Possible Alternatives to Tri-bimaximal Mixing (1004.2798v1)

Abstract: Possible alternatives to tri-bimaximal mixing are presented based on other symmetry principles, and their predictions for |U_{e3}|, sin^2 theta_{12} and sin^2 theta_{23} are compared to the present neutrino mixing data. In some cases perturbations are required to give better agreement with the data, and the use of a minimal approach is illustrated. Precise experimental determinations of the mixing parameters will be required to decipher the correct mixing pattern and to pin down the appropriate flavor symmetry.

• The paper challenges the dominant tri-bimaximal mixing paradigm by investigating models that incorporate perturbative corrections and alternative symmetry principles.
• Researchers compare diverse frameworks such as trimaximal, symmetric, and geometrically motivated schemes to better align theoretical predictions with experimental neutrino data.
• The study highlights that precise measurements of key parameters like |Uₑ3| and sin²θ₁₂ are crucial in validating these alternatives and guiding future neutrino physics models.

Possible Alternatives to Tri-bimaximal Mixing

The paper "Possible Alternatives to Tri-bimaximal Mixing" explores various frameworks for neutrino mixing, challenging the dominant paradigm of tri-bimaximal mixing (TBM) by considering alternative mixing schemes based on different symmetry principles. This investigation is of particular relevance given the experimental advancements that necessitate closer examination and increased precision in determining mixing parameters, notably $|U_{e3}|$, $\sin^2 \theta_{12}$, and $\sin^2 \theta_{23}$.

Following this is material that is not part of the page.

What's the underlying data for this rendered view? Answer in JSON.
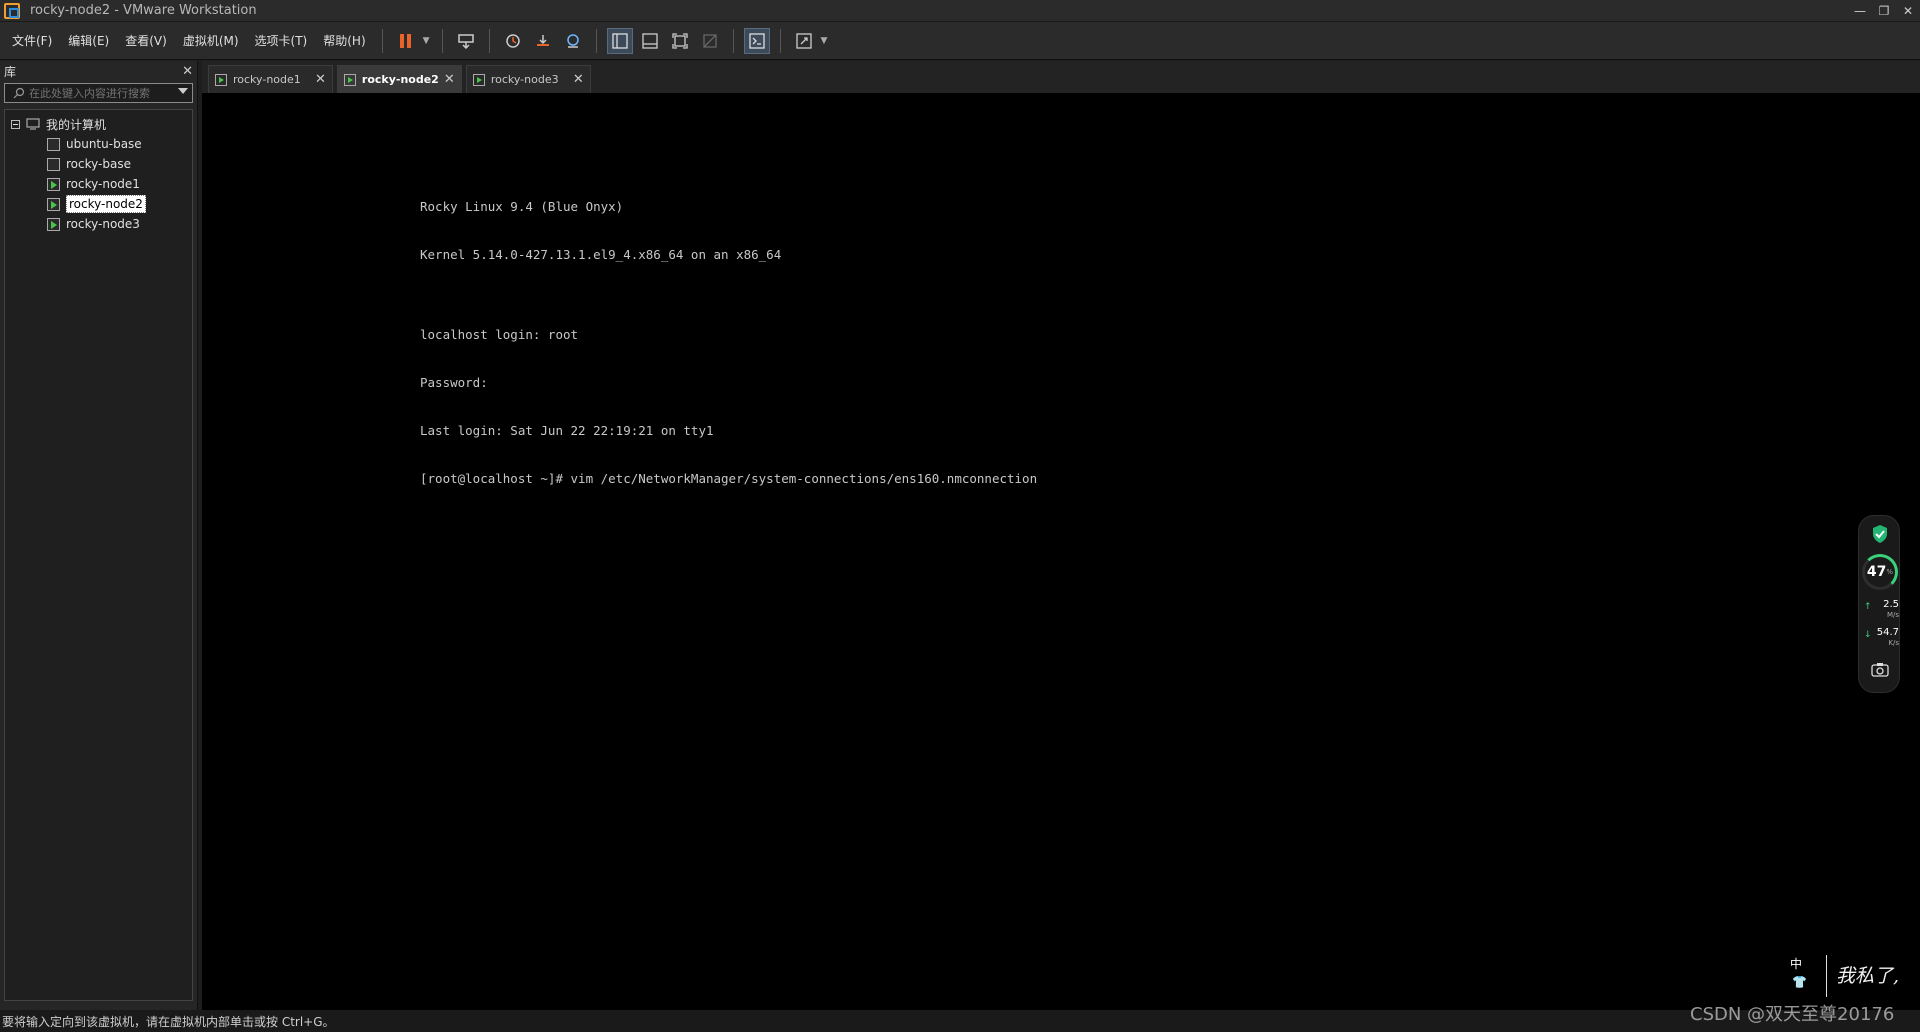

Initially, it contextualizes the emergence of TBM as an attractive and simple formulation that aligns adequately with experimental data. TBM results from the assumption of maximal atmospheric neutrino mixing ($\theta_{23} = 45^\circ$), zero reactor angle ($\theta_{13} = 0$), and solar neutrino mixing angle of approximately $35.3^\circ$. It draws considerable support from models grounded on discrete symmetry groups like $A_4$, $S_4$, and similar structures.

Despite TBM's prominence, discrepancies between its predictions and best-fit experimental values highlight the necessity for perturbations and alternative approaches. The paper scrutinizes a variety of possible mixing scenarios, each with its theoretical motivations and implications for the neutrino mixing matrix:

1. Trimaximal Mixing and its Variants (TM$_i$, TM$^i$): This category maintains one row or column of the TBM matrix, introducing deviations in other parts. These variants allow flexible configurations that could align closer with empirical data under specific assumptions about perturbative corrections and phases.
2. Symmetric Mixing Matrices: Such matrices propose a symmetric form of the PMNS matrix. This symmetry can emerge from a unified description of quark and lepton sectors, rooted in so-called Quark-Lepton Universality models.
3. Geometrically-Motivated Angles: Including concepts like hexagonal and golden ratio mixing angles, this class seeks alignments with geometric symmetries or elegant mathematical alignments, although they may demand adjustments from an exact theoretical proposition to fit observations.
4. Bimaximal Mixing (BM): Bimaximal mixing suggests maximal solar and atmospheric angles while assuming a vanishing reactor angle. Although largely discrepant from current data, it frames an excellent starting point for certain classes of correction schemes, such as quark-lepton complementarity.
5. Triminimal Perturbations: A generalized strategy to perturb initial mixing schemes (including hexagonal and bimaximal schemes) to adjust for experimental constraints by introducing small deviations systematically from a starting configuration.

The discussion raises crucial theoretical inquiries, questioning if specific symmetries dictate the observed neutrino mass and mixing patterns or if the alignment seen is a product of other underlying physics yet to be fully elucidated. The consideration goes beyond TBM's nearly ubiquitous presence in model-building, underscoring speculative yet scientifically grounded examinations into various alternatives, some enabled by symmetry violations or the presence of unseen symmetries.

The paper implies profound implications for future theoretical and experimental developments in neutrino physics. Identifying the correct or most viable mixing pattern necessitates refined experimental determinations with greater precision. The accuracy in measurements for parameters like $|U_{e3}|$ could dramatically influence model selections and the perceived viability of alternate symmetries.

In conclusion, "Possible Alternatives to Tri-bimaximal Mixing" presents a detailed analysis of alternatives to TBM, emphasizing that focusing narrowly on TBM may obscure other viable models. The exploration underlines the intricacies and interrelations between experimental data, theoretical structures, and potential symmetry principles, requiring continued examination and model validation to better grasp neutrino mixing's underlying physics.